In January 2014 Lalin joined Football League (Greece) side Paniliakos F.C.

==International career==
Lalín made his debut for Honduras in an August 2006 friendly match against Venezuela and has, as of January 2013, earned a total of 14 caps, scoring 2 goals.

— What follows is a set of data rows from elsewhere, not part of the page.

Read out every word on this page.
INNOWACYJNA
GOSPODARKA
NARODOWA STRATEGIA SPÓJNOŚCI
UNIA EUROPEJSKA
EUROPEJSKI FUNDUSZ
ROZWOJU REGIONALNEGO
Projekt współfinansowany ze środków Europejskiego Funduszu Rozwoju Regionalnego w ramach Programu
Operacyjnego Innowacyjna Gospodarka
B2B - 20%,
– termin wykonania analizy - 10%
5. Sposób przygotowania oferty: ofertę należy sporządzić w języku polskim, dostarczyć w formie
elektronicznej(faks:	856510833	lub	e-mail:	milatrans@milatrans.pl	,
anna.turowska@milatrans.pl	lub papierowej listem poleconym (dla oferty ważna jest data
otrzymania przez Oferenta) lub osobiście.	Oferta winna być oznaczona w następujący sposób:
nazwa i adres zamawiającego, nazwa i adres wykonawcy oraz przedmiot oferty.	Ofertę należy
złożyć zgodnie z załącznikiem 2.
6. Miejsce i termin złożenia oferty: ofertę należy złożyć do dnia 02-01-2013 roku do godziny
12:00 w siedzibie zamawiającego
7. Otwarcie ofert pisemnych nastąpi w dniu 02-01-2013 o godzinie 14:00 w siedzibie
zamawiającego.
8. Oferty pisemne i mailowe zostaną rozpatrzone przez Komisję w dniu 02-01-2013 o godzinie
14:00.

He has represented his country at the 2009 CONCACAF Gold Cups. and helped his team progress to the Quarter-Finals by providing two crucial assists in the match against Grenada, which Honduras won by 4–0.

==Career statistics==
===Club===

| Club performance |  |  | League |  | Cup |  | Continental |  | Total |  |
| Season | Club | League | Apps | Goals | Apps | Goals | Apps | Goals | Apps | Goals |
| Azerbaijan |  |  | League |  | Azerbaijan Cup |  | Europe |  | Total |  |
| 2009–10 | Khazar Lankaran | Azerbaijan Premier League | 27 | 9 | 7 | 1 | - |  | 34 | 10 |
| 2010–11 | 16 | 2 | 1 | 1 | 2 | 1 | 19 | 4 |
| Honduras |  |  | League |  | Cup |  | CONCACAF |  | Total |  |
| 2011–12 | Real España | Liga Nacional | 33 | 7 | - |  | 5 | 1 | 38 | 8 |
| 2012–13 | 17 | 2 | - |  | - |  | 17 | 2 |
| Greece |  |  | League |  | Greek Cup |  | Europe |  | Total |  |
| 2012–13 | Niki Volos | Football League | 20 | 3 |  |  | - |  | 20 | 3 |
| Cyprus |  |  | League |  | Cypriot Cup |  | Europe |  | Total |  |
| 2013–14 | Nea Salamis | Cypriot First Division | 10 | 1 |  |  | - |  | 10 | 1 |
| Greece |  |  | League |  | Greek Cup |  | Europe |  | Total |  |
| 2013–14 | Paniliakos F.C. | Football League | 13 | 3 |  |  | - |  | 13 | 3 |
| Total | Azerbaijan |  | 43 | 11 | 8 | 2 | 2 | 1 | 53 | 14 |
| Honduras |  | 50 | 9 | - |  | 5 | 1 | 55 | 10 |
| Greece |  | 33 | 6 |  |  | - |  | 33 | 6 |
| Cyprus |  | 10 | 1 |  |  | - |  | 10 | 1 |
| Career total |  |  | 136 | 27 | 8 | 2 | 7 | 2 | 151 | 31 |

===International goals===

Allan Lalín: International goals
| No. | Date | Venue | Opponent | Score | Result | Competition |
|---|---|---|---|---|---|---|
| 1 | 28 June 2009 | Estadio Rommel Fernández, Panama City, Panama | Panama | 1 – 0 | 2 – 0 | Friendly |
| 2 | 2 June 2012 | Robert F. Kennedy Memorial Stadium, Washington D.C., United States | El Salvador | 3 – 0 | 3 – 0 | Friendly |

==Personal life==
Colorado Rapids footballer Hendry Thomas is his cousin.